C’était à craindre : ce remake « live » du film d’animation ultra-populaire de 2002 manque singulièrement de personnalité et de surprise…

LILO & STITCH

 

2025 – USA

 

Réalisé par Dean Fleischer Camp

 

Avec Maia Kealoha, Sydney Agudong, Zach Galifanakis, Billy Magnussen, Tia Carrere, Courtney B. Vance, Kaipo Dudoit, Amy Hill, Jason Scott Lee, Chris Sanders

 

THEMA EXTRA-TERRESTRES

Chaque fois qu’un film d’animation Disney passe le cap d’une relecture « live », la légitimité d’une telle entreprise laisse perplexe. L’argument financier est évidemment la motivation première de ce type d’initiative, quoique l’échec cuisant du Blanche Neige de Mark Waters au box-office laisse entendre qu’il ne suffit pas de capitaliser sur des propriétés intellectuelles connues du public et de les resservir avec d’autres sauces pour forcément remplir les tiroir-caisse.
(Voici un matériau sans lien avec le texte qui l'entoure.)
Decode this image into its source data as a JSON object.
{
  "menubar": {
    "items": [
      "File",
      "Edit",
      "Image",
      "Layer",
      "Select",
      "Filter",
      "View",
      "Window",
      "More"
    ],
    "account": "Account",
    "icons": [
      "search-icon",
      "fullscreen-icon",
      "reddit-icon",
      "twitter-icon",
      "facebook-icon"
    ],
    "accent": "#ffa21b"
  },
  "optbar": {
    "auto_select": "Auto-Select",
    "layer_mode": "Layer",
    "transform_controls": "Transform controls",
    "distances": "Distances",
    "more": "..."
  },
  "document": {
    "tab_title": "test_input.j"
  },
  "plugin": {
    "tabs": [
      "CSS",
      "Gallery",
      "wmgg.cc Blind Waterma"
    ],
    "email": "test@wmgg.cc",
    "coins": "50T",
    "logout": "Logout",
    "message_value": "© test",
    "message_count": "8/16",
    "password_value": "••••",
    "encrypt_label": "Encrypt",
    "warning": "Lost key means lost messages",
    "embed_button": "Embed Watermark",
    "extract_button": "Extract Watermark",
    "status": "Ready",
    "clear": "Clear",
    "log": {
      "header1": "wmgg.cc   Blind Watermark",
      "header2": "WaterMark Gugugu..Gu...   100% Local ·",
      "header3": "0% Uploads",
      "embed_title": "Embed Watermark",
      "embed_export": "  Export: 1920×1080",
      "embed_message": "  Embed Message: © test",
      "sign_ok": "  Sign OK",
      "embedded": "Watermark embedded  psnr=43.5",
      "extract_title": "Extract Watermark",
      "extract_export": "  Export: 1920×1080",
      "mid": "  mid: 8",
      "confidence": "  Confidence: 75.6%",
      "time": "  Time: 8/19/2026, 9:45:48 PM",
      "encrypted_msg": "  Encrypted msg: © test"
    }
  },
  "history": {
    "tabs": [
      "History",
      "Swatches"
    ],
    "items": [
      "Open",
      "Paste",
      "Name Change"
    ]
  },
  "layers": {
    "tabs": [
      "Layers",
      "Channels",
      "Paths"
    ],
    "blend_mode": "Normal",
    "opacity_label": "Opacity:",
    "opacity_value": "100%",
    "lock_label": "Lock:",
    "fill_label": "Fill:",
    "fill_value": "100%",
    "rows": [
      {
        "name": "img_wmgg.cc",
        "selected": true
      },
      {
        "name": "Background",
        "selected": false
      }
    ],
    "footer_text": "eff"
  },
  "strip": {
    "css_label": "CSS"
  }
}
Trois familles de films se dégagent de ce flot de remakes réinventant les grands classiques dans l’espoir d’attirer de nouveaux spectateurs : les réadaptations libres et personnelles portées par des cinéastes désireux d’apporter leur patte personnelle (Peter et Eliott, Dumbo), les « origin stories » revisitant certains personnages célèbres depuis leurs débuts (Cruella, Maléfique) et les remakes fidèles. Lilo et Stitch entre confortablement dans cette troisième catégorie, ce qui est d’autant plus dommage que le concept initial offrait des opportunités artistiques infinies, pour peu qu’on se donne la peine de réadapter le sujet original – clairement conçu pour le médium animé, avec la pureté de ses traits, la simplicité de son animation et la beauté de ses couleurs pastel – pour le transposer dans un univers en prises de vues réelles.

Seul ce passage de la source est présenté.